Replace default perl on Ubuntu 16.04

I got a huge project written on Perl, which contains many of scripts which starts with typical #!/usr/bin/perl

For this project I need a custom-built Perl to be compiled from source.

I tried just to replace /usr/bin/perl with my compiled one but OS becomes broken (for ex. module version mismatch etc).

So is there any correct way to replace system perl with my own-built one or the easiest way would be to edit all tons of scripts and replace /usr/bin/perl with /usr/local/bin/perl or something like this?

Upvotes: 2

Views: 1489

Answers (2)

Andrey Yumashev
Andrey Yumashev

Reputation: 59

According to comments, there is no solution to replace system Perl without of destroying something but the're 3 solutions to solve the descibed problem. For all of them i need to modify all the scripts.

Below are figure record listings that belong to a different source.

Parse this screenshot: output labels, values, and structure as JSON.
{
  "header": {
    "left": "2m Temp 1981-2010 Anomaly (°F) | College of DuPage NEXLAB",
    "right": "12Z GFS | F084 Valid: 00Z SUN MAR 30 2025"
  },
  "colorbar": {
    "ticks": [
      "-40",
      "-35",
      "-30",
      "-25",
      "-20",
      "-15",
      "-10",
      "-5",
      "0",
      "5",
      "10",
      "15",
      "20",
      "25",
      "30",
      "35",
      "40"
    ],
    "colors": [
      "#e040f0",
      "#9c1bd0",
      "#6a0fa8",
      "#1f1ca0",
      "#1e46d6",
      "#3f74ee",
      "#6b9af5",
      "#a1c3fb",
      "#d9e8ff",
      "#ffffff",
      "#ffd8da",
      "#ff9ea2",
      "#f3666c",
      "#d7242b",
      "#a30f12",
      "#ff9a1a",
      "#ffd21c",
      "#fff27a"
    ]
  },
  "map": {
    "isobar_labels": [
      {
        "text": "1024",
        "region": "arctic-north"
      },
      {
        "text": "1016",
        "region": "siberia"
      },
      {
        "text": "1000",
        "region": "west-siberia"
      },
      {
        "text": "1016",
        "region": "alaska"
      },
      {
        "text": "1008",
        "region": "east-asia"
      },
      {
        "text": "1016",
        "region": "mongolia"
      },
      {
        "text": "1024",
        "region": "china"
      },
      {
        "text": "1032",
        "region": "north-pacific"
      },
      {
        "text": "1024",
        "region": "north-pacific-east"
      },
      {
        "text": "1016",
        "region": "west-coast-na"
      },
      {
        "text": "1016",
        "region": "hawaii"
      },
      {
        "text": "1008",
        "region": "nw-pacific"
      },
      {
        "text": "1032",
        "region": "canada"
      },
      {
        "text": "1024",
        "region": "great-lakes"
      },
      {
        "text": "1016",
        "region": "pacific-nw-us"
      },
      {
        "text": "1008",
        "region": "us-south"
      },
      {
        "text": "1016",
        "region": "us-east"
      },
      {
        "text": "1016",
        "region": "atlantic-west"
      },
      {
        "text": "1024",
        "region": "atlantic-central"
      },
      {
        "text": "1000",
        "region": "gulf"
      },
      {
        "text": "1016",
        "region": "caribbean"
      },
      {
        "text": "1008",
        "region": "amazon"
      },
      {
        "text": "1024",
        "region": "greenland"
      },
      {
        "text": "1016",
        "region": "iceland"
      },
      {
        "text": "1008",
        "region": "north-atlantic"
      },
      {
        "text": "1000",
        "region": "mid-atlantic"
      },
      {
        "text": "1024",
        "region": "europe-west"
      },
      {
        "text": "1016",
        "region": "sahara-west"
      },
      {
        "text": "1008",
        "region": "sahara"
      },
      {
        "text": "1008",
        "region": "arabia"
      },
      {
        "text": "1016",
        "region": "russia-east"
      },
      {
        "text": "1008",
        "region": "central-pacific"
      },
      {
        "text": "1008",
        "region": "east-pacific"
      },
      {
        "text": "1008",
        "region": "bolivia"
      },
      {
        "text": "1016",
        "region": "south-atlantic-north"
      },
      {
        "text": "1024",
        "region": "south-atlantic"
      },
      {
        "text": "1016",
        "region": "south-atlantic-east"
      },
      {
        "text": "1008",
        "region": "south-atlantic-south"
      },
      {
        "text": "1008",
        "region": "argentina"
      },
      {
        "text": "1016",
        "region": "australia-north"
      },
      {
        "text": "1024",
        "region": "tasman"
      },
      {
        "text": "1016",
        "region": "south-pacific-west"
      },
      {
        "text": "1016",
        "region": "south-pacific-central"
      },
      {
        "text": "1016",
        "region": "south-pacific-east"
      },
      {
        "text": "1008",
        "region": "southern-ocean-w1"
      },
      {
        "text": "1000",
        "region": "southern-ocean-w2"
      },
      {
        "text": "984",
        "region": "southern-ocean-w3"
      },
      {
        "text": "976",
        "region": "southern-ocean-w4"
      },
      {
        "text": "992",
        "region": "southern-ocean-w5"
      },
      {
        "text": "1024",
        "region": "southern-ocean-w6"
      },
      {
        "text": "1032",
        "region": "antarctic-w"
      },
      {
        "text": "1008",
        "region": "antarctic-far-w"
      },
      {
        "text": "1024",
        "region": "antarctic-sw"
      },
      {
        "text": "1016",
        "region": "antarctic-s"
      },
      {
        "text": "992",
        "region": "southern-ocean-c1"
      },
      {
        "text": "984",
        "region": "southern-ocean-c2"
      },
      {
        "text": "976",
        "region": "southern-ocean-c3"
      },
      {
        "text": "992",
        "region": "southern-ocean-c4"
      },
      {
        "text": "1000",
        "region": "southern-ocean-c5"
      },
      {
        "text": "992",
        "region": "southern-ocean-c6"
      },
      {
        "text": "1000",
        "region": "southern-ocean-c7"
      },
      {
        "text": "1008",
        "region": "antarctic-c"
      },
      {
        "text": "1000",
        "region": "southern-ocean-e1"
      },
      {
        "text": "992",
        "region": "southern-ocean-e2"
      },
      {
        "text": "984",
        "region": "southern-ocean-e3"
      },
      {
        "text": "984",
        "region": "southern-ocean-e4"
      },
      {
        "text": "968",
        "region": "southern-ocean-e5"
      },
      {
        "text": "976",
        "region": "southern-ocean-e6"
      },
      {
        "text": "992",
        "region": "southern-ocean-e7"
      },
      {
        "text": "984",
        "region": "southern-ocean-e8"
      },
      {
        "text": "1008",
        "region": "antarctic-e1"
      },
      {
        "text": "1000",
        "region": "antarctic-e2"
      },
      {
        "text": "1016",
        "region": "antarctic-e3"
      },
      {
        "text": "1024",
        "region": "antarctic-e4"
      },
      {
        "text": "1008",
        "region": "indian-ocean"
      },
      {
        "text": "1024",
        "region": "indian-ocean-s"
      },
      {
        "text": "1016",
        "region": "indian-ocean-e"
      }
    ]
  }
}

  1. Using #!/usr/bin/env perl (need to be very careful and place custom perl bin path before all at $PATH of user which runs the script. The nice solution would be to set PATH exactly at crontab.
  2. Using straight new perl path at shebang like as #!/usr/local/bin/perl5.26.1
  3. Totally remove shebang from scripts and use plain calls at cron and manual runs - like as /usr/bin/perl script.pl. Or just use plain calls - shebang would be ignored.

Special thanks to @Joshua and @ikegami

Upvotes: 2

elcaro
elcaro

Reputation: 2317

Do not replace system perl (or system binaries in general). You can build it to another location (as you suggested, /usr/local for example) and call it manually.

My personal preference is to use plenv. There's a nice guide here to get you started.

If you admin the server and other users are logging in an using your scripts, you'll want to build plenv somewhere outside your home directory (eg. /opt/plenv) and ensure that all users $PATH is prepended with the bin path of your new perl. Without digressing too much, this can be done in /etc/profile or even better to declare you custom profile mods in a custom profile script (eg. /etc/profile.d/custom.sh).

I would also suggest using a more portable shebang such as #!/usr/bin/env perl which will use whichever perl is in a users $PATH first. The only exception to this is cron jobs, which I typically always hardcode full paths. (This is a personal preference based entirely how I admin my boxes and probably not a good idea to recommend unless you know the full repercussions. Administering a server is entirely subjective based on it's use-case, your use-case likely differs vastly from mine).